Diagnostic tests are also done to confirm if you have trigeminal neuralgia and also to determine its underlying causes. The tests may include:

  1. Neurological examination. This is a physical examination that involves touching the parts of the face and checking where exactly the pain takes place. Moreover, this can help determine whether the symptoms are a result of a compressed nerve or something else. 
  2. MRI. MRI or Magnetic Resonance Imaging can be done to rule out multiple sclerosis and tumors that may be causing the problem. In rare cases, the doctor may request a magnetic resonance angiogram, in which a special dye is injected into the blood vessel to highlight the flow of blood and view the veins and arteries. It is vital to have an accurate diagnosis because the facial pain you are experiencing may be due to various conditions. 

5 Treatment

Treatment for trigeminal neuralgia typically begins with medications. Most people respond to medications positively, thus, would not require other forms of treatment. Your doctor may prescribe drugs that help block the signals of pain that travel to the brain. 

These drugs include:

  • Anticonvulsants. One of the most prescribed medications to treat trigeminal neuralgia. Anticonvulsants like carbamazepine, oxcarbazepine, lamotrigine, and phenytoin are typically used. 
  • Antispasmodic agents. These muscle-relaxing agents can help alleviate the symptoms and minimize the number of attacks. Baclofen is one example of antispasmodic drugs, which can be given as is, or combined with a certain anticonvulsant.

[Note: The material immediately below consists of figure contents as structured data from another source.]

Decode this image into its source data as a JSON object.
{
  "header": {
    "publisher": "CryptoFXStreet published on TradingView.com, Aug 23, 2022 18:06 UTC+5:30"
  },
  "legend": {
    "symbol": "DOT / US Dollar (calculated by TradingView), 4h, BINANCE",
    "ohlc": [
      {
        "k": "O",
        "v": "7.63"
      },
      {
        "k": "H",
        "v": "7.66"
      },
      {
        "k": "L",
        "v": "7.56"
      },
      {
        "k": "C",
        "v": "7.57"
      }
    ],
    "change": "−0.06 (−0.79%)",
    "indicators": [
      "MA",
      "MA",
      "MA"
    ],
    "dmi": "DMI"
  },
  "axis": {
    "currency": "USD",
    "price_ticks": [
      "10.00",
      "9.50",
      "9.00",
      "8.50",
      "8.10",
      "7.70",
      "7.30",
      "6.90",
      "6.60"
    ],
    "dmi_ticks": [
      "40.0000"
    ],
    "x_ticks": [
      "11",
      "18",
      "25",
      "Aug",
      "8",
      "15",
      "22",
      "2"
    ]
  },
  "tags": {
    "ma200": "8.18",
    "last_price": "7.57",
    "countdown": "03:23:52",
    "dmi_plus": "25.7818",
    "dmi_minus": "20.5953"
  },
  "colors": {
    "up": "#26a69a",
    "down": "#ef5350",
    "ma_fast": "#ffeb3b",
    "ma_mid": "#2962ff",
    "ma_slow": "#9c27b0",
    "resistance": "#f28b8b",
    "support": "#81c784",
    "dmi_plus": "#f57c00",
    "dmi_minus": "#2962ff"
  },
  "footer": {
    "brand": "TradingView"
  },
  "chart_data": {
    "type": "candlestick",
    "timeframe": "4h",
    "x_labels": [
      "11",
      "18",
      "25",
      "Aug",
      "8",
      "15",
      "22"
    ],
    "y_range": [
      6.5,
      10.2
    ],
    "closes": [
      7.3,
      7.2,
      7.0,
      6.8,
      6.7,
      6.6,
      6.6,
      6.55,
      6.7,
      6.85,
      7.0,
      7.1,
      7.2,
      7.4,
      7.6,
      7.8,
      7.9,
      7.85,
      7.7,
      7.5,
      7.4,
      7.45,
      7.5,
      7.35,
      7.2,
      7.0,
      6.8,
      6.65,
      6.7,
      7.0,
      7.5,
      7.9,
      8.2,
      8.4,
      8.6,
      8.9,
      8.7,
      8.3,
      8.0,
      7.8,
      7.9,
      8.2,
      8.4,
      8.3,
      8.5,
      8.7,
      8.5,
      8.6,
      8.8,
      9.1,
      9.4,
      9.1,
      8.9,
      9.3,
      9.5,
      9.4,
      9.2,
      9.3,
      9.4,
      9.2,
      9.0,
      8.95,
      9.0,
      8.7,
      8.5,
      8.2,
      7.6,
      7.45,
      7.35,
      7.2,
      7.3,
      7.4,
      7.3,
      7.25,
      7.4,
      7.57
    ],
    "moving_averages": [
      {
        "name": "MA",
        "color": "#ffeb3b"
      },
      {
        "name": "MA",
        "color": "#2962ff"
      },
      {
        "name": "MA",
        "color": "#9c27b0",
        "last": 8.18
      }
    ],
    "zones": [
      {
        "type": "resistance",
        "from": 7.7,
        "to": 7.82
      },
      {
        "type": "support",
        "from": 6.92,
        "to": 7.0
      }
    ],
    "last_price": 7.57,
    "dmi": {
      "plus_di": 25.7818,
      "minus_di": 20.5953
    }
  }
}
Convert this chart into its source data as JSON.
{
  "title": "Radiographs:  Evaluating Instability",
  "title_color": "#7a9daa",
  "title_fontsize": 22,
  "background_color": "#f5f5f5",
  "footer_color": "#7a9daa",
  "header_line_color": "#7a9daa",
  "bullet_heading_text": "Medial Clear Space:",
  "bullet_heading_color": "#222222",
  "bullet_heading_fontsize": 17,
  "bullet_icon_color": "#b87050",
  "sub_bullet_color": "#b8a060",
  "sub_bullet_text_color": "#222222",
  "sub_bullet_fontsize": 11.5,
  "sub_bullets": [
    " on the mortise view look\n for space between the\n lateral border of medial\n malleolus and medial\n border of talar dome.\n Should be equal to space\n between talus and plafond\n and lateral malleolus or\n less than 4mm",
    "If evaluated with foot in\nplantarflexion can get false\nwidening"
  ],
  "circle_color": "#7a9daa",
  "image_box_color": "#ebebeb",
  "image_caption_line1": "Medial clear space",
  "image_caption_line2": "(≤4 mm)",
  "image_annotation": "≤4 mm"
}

When medications do not work, your doctor may suggest other treatment options, such as:

  • Botox injections. There are studies showing Botox injections can help ease the pain caused by trigeminal neuralgia. The treatment is still not a popular treatment method, however, since there is only little research backing the claim.
  • Surgery. Surgery is done to stop the compression of the trigeminal nerve due to contact with a blood vessel. During surgery, the trigeminal nerve is damaged to avoid further malfunctioning. The process may cause temporary, or even permanent numbness of the face; and like any other surgical process, the symptoms are not guaranteed to completely subside and could recur after a few months or years. 
  • Microvascular decompression and Gamma Knife radiosurgery are two common types of surgery done to treat trigeminal neuralgia.

Other procedures

Apart from medications and surgeries, your doctor may want to try other types of procedures to treat trigeminal neuralgia. These include Rhizotomy, in which the nerve fibers are destroyed to generally numb the face. 

Glycerol injection, balloon compression, and Radiofrequency thermal lesioning are different types of Rhizotomy often used to treat this condition. 

When choosing your options, it is very important to discuss each of one with your doctor. Ask the pros and cons and possible risks and complications that go with your treatment choice. 

6 Alternative and Homeopathic Remedies

Remedies or alternative treatments are not proven to treat trigeminal neuralgia, but some people claim to have improved using this course of medicine. If you choose to use alternative options, make sure to discuss it first with your doctor to avoid any adverse effects. 

Popular alternative treatments for trigeminal neuralgia are acupuncture, chiropractic therapy, nutritional and vitamin therapies, and biofeedback therapy. 

7 Lifestyle and Coping

Lifestyle modifications are necessary in order to cope with trigeminal neuralgia.

Living with this condition can prove to be difficult. Trigeminal neuralgia may greatly affect your productivity and quality of life, as well as impact your relationships with family and friends.

Finding an encouraging and understating support group can be a big help. 

Groups in which the members share own experiences and know about the latest treatment options can give you the support and encouragement you need.

It is also important to inform your trusted friends and family members about your condition to avoid any misunderstanding. 

Ask your doctor about a support group near you that can cater to your needs.